Holistic Indexing in Main-memory Column-stores

Citation:

E. Petraki, S. Idreos, and S. Manegold, “Holistic Indexing in Main-memory Column-stores,” in Proceedings of the ACM SIGMOD International Conference on Management of Data, Melbourne, Australia, 2015.
holisticindexing.pdf807 KB

Abstract:

Great database systems performance relies heavily on index tuning, i.e., creating and utilizing the best indices depending on the workload. However, the complexity of the index tuning process has dramatically increased in recent years due to ad-hoc workloads and shortage of time and system resources to invest in tuning.

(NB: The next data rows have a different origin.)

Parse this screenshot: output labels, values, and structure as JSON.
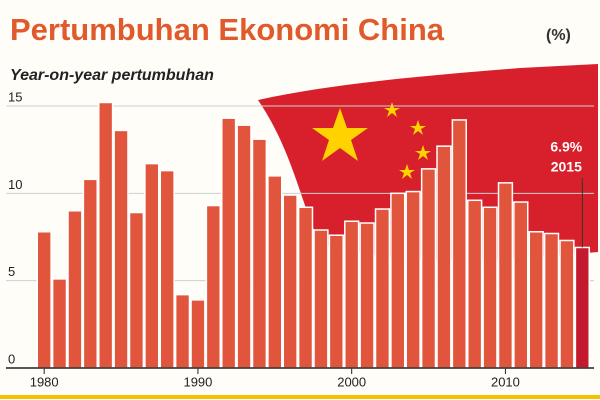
{
  "chart_data": {
    "type": "bar",
    "title": "Pertumbuhan Ekonomi China",
    "unit": "(%)",
    "subtitle": "Year-on-year pertumbuhan",
    "x": [
      1980,
      1981,
      1982,
      1983,
      1984,
      1985,
      1986,
      1987,
      1988,
      1989,
      1990,
      1991,
      1992,
      1993,
      1994,
      1995,
      1996,
      1997,
      1998,
      1999,
      2000,
      2001,
      2002,
      2003,
      2004,
      2005,
      2006,
      2007,
      2008,
      2009,
      2010,
      2011,
      2012,
      2013,
      2014,
      2015
    ],
    "values": [
      7.8,
      5.1,
      9.0,
      10.8,
      15.2,
      13.6,
      8.9,
      11.7,
      11.3,
      4.2,
      3.9,
      9.3,
      14.3,
      13.9,
      13.1,
      11.0,
      9.9,
      9.2,
      7.9,
      7.6,
      8.4,
      8.3,
      9.1,
      10.0,
      10.1,
      11.4,
      12.7,
      14.2,
      9.6,
      9.2,
      10.6,
      9.5,
      7.8,
      7.7,
      7.3,
      6.9
    ],
    "value_labels": [
      null,
      null,
      null,
      null,
      null,
      null,
      null,
      null,
      null,
      null,
      null,
      null,
      null,
      null,
      null,
      null,
      null,
      null,
      null,
      null,
      null,
      null,
      null,
      null,
      null,
      null,
      null,
      null,
      null,
      null,
      null,
      null,
      null,
      null,
      null,
      "6.9%"
    ],
    "annotation": "2015",
    "color": "#e0553c",
    "highlight_color": "#c41a2e",
    "xlim": [
      1979.5,
      2015.5
    ],
    "xticks": [
      1980,
      1990,
      2000,
      2010
    ],
    "ylim": [
      0,
      16
    ],
    "yticks": [
      0,
      5,
      10,
      15
    ],
    "grid": true
  }
}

This paper introduces holistic indexing, a new approach to automated index tuning in dynamic environments. Holistic indexing requires zero set-up and tuning effort, relying on adaptive index creation as a side-effect of query processing. Indices are created incrementally and partially; they are continuously refined as we process more and more queries. Holistic indexing takes the state-of-the-art adaptive indexing ideas a big step further by introducing the notion of a system which never stops refining the index space, taking educated decisions about which index we should incrementally refine next based on continuous knowledge acquisition about the running workload and resource utilization. When the system detects idle CPU cycles, it utilizes those extra cycles by refining the adaptive indices which are most likely to bring a benefit for future queries. Such idle CPU cycles occur when the system cannot exploit all available cores up to 100%, i.e., either because the workload is not enough to saturate the CPUs or because the current tasks performed for query processing are not easy to parallelize to the point where all available CPU power is exploited.

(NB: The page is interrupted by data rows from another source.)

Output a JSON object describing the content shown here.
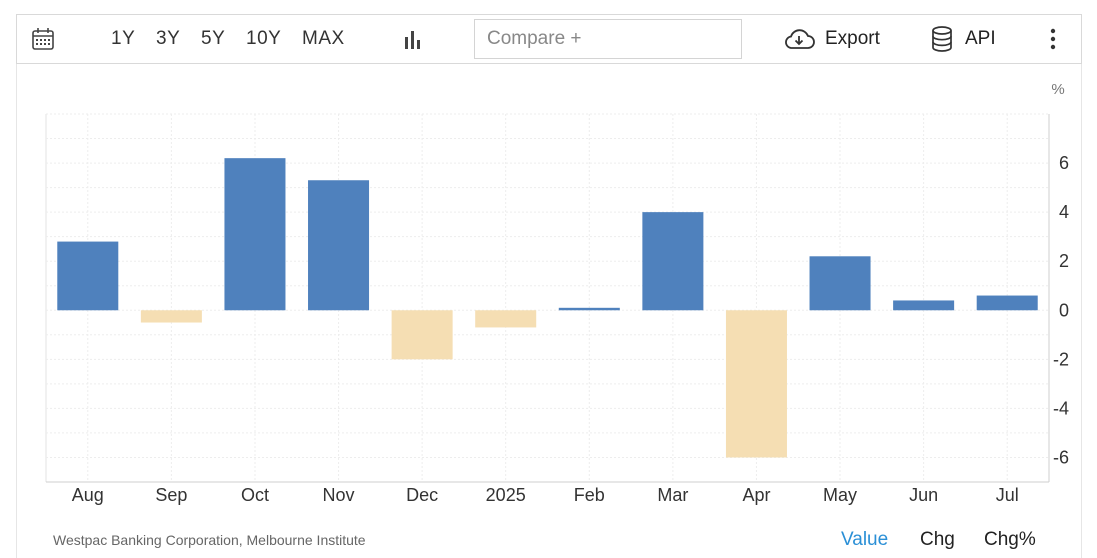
{
  "toolbar": {
    "ranges": [
      "1Y",
      "3Y",
      "5Y",
      "10Y",
      "MAX"
    ],
    "compare_placeholder": "Compare +",
    "export_label": "Export",
    "api_label": "API"
  },
  "footer": {
    "source": "Westpac Banking Corporation, Melbourne Institute",
    "tabs": [
      "Value",
      "Chg",
      "Chg%"
    ],
    "active_tab": "Value"
  },
  "colors": {
    "positive": "#4f81bd",
    "negative": "#f5deb3",
    "active_tab": "#2a8fd6"
  },
  "chart_data": {
    "type": "bar",
    "unit": "%",
    "categories": [
      "Aug",
      "Sep",
      "Oct",
      "Nov",
      "Dec",
      "2025",
      "Feb",
      "Mar",
      "Apr",
      "May",
      "Jun",
      "Jul"
    ],
    "values": [
      2.8,
      -0.5,
      6.2,
      5.3,
      -2.0,
      -0.7,
      0.1,
      4.0,
      -6.0,
      2.2,
      0.4,
      0.6
    ],
    "ylim": [
      -7,
      8
    ],
    "yticks": [
      6,
      4,
      2,
      0,
      -2,
      -4,
      -6
    ],
    "ytick_labels": [
      "6",
      "4",
      "2",
      "0",
      "-2",
      "-4",
      "-6"
    ],
    "grid": true,
    "y_axis_side": "right"
  }
}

In this paper, we present the design of holistic indexing for column-oriented database architectures and we discuss a detailed analysis against parallel versions of state-of-the-art indexing and adaptive indexing approaches. Holistic indexing is implemented in an open-source column-store DBMS. Our detailed experiments on both synthetic and standard benchmarks (TPC-H) and workloads (SkyServer) demonstrate that holistic indexing brings significant performance gains by being able to continuously refine the physical design in parallel to query processing, exploiting any idle CPU resources.